Hawaiians love to scrap, and Pitolo showed up ready to bang. 

A matchup with another Contender Series veteran, Anthony Hernandez, could be on the horizon and make for an interesting fight.

Early Prelims

 

  • Perez vs Formiga: For the second week in a row, fans were treated to a leg kick TKO. #9 Alex Perez put a hurting on #4 Jussier Formiga that had him verbally writhing in pain from the leg kicks, thus forcing “No Nonsense” Keith Peterson to call a stoppage in the action with less than a minute left in round one. Perez’s performance sets up a potential title eliminator fight with #3 Brandon Moreno. It is worth noting that Perez and Moreno both have the same representation. However, as evidenced by the share of Iridium Sports athletes on these COVID cards, Jason House has no problem getting his fighters opportunities, even if it means pairing two of his fighters against each other. 

 

 

  • Clark vs Menifield: Despite facing near fight-ending damage early in the first round, Devin “Brown Bear” Clark put on a mid-western style tough performance.

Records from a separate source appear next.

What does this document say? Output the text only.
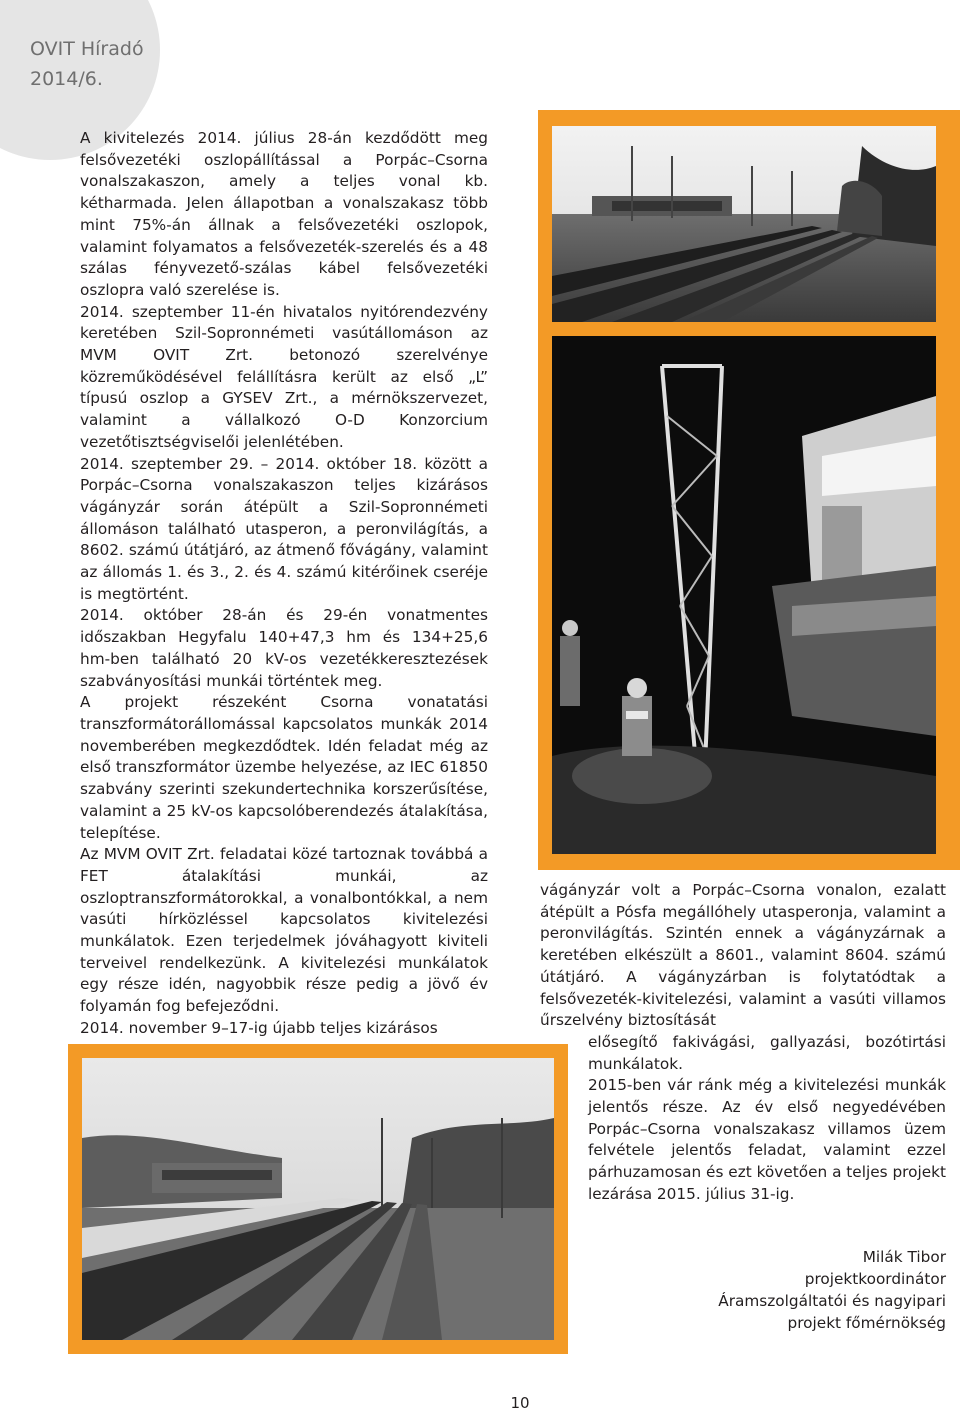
OVIT Híradó
2014/6.

A kivitelezés 2014. július 28-án kezdődött meg felsővezetéki oszlopállítással a Porpác–Csorna vonalszakaszon, amely a teljes vonal kb. kétharmada. Jelen állapotban a vonalszakasz több mint 75%-án állnak a felsővezetéki oszlopok, valamint folyamatos a felsővezeték-szerelés és a 48 szálas fényvezető-szálas kábel felsővezetéki oszlopra való szerelése is.

2014. szeptember 11-én hivatalos nyitórendezvény keretében Szil-Sopronnémeti vasútállomáson az MVM OVIT Zrt. betonozó szerelvénye közreműködésével felállításra került az első „L” típusú oszlop a GYSEV Zrt., a mérnökszervezet, valamint a vállalkozó O-D Konzorcium vezetőtisztségviselői jelenlétében.

2014. szeptember 29. – 2014. október 18. között a Porpác–Csorna vonalszakaszon teljes kizárásos vágányzár során átépült a Szil-Sopronnémeti állomáson található utasperon, a peronvilágítás, a 8602. számú útátjáró, az átmenő fővágány, valamint az állomás 1. és 3., 2. és 4. számú kitérőinek cseréje is megtörtént.

2014. október 28-án és 29-én vonatmentes időszakban Hegyfalu 140+47,3 hm és 134+25,6 hm-ben található 20 kV-os vezetékkeresztezések szabványosítási munkái történtek meg.

A projekt részeként Csorna vonatatási transzformátorállomással kapcsolatos munkák 2014 novemberében megkezdődtek. Idén feladat még az első transzformátor üzembe helyezése, az IEC 61850 szabvány szerinti szekundertechnika korszerűsítése, valamint a 25 kV-os kapcsolóberendezés átalakítása, telepítése.

Az MVM OVIT Zrt. feladatai közé tartoznak továbbá a FET átalakítási munkái, az oszloptranszformátorokkal, a vonalbontókkal, a nem vasúti hírközléssel kapcsolatos kivitelezési munkálatok. Ezen terjedelmek jóváhagyott kiviteli terveivel rendelkezünk. A kivitelezési munkálatok egy része idén, nagyobbik része pedig a jövő év folyamán fog befejeződni.

2014. november 9–17-ig újabb teljes kizárásos

vágányzár volt a Porpác–Csorna vonalon, ezalatt átépült a Pósfa megállóhely utasperonja, valamint a peronvilágítás. Szintén ennek a vágányzárnak a keretében elkészült a 8601., valamint 8604. számú útátjáró. A vágányzárban is folytatódtak a felsővezeték-kivitelezési, valamint a vasúti villamos űrszelvény biztosítását

elősegítő fakivágási, gallyazási, bozótirtási munkálatok.

2015-ben vár ránk még a kivitelezési munkák jelentős része. Az év első negyedévében Porpác–Csorna vonalszakasz villamos üzem felvétele jelentős feladat, valamint ezzel párhuzamosan és ezt követően a teljes projekt lezárása 2015. július 31-ig.

Milák Tibor
projektkoordinátor
Áramszolgáltatói és nagyipari
projekt főmérnökség
10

At the time of this writing, it has not been confirmed, but it is widely speculated that Clark suffered a broken orbital during the first round when Menifield nearly pulled off the finish. While Menifield has serious power, his first professional loss came in large part because his conditioning did not allow him to sustain his explosive striking past the first couple of minutes as he became slow and flat-footed. The thought that Clark took significant damage in his Unanimous Decision win was furthered by his immediate transport to the hospital, foregoing the typical post-fight media scrum.
  • Burns vs Dunham: On back-to-back cards, in back-to-back fights, the Burns brothers looked spectacular in their fights. I don’t know if this is a stat (it’s a short list if it is), but this may have been the first time two brothers won back-to-back fights in the UFC (Gilbert last week’s main event, Herbert this week’s curtain puller). Herbert took on the veteran Evan Dunham and he wasted no time using his Jiu-Jitsu to secure a Rear Naked Choke finish just past one minute into the first round. Herbert has asked for either #14 Ryan Hall or Bryce Mitchell next, although a matchup with Renato Moicano or Mirsad Bectic may be more likely.

 

The UFC returns next Saturday for UFC Fight Night: Eye vs Calvillo live from the UFC APEX in Las Vegas, Nevada.